New Patient E/M Denials: Mystery Solved
New patient evaluation and management (E/M) claims are being denied when the patient was previously seen by a specialty physician assistant or specialty nurse practitioner on staff. This is happening when another provider of a different specialty in the same multi-specialty group sees the patient for the first time and bills a new patient E/M service.
Why Are New Patient E/M Claims Being Denied?
Medicare has only one taxonomy for physician assistants (PAs) and nurse practitioners (NPs), without any specialty designation. This means their services are not delineated or assigned to any particular specialty, even though they may be practicing a particular specialty. As a result, the patient is considered established to all the providers in the group when seen within the past three years, and all but initial new patient E/M visits performed at the multi-specialty group are automatically denied by the Medicare Part B carrier.
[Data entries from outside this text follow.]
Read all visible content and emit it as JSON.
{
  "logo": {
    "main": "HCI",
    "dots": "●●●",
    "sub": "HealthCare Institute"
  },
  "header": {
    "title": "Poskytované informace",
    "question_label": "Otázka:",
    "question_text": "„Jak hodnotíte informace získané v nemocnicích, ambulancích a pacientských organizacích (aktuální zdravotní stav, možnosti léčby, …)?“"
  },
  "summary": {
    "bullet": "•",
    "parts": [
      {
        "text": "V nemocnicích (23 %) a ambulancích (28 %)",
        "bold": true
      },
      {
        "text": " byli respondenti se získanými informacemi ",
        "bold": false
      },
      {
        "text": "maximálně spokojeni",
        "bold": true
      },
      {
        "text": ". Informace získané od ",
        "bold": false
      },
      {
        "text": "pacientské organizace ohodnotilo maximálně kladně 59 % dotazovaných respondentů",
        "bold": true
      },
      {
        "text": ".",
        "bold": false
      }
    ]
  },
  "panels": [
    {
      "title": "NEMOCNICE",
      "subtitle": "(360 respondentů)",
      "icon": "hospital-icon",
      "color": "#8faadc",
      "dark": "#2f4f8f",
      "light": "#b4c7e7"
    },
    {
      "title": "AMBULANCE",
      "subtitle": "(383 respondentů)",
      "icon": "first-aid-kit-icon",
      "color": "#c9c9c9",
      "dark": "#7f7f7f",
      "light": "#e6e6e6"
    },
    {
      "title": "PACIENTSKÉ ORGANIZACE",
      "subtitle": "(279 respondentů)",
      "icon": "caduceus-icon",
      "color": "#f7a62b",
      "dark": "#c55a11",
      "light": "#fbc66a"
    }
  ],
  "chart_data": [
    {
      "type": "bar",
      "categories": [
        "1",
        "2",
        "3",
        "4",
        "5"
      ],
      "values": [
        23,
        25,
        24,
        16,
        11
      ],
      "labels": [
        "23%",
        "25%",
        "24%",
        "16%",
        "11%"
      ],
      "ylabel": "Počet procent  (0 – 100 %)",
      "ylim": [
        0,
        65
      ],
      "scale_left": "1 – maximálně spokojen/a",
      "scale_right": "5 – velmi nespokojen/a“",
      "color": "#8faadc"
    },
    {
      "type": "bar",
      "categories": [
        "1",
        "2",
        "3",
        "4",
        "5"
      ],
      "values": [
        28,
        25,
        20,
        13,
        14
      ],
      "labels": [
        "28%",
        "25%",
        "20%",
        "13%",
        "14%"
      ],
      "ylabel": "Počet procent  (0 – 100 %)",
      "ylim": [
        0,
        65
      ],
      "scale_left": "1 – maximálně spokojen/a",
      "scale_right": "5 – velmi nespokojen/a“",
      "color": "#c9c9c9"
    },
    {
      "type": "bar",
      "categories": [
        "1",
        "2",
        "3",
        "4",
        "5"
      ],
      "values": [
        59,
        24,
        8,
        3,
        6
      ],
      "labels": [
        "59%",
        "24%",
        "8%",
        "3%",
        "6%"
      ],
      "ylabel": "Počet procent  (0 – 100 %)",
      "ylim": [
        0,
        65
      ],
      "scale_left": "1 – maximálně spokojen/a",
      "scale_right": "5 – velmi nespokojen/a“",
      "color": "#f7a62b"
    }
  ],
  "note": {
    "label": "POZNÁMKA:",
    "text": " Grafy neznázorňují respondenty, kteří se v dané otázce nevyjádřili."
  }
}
You Have the Right to Appeal
The new patient E/M denial does not have to stand. An appeal to the carrier, showing that the non-physician practitioner’s (NPP’s) specialty is different than the provider who is billing a new patient E/M, should get the claim paid correctly. Some Medicare Part B carriers, such as Novitas, allow you to use a re-opening to reprocess these claims. A spreadsheet with the following information will assist the carrier in reprocessing the claim accordingly:
- Provider first and last name
- Provider specialty and sub-specialty (if applicable)
- Specialty code (optional)
Only Medicare approved specialties apply. A complete listing of the physician and non-physician specialties is available in the Internet Only Manual (IOM) Pub 100-04, Chapter 26 Completing and Processing Form CMS 1500 Data Set, Section 10.8.
Keep the spreadsheet on file to simplify all new patient E/M denial re-opening appeals.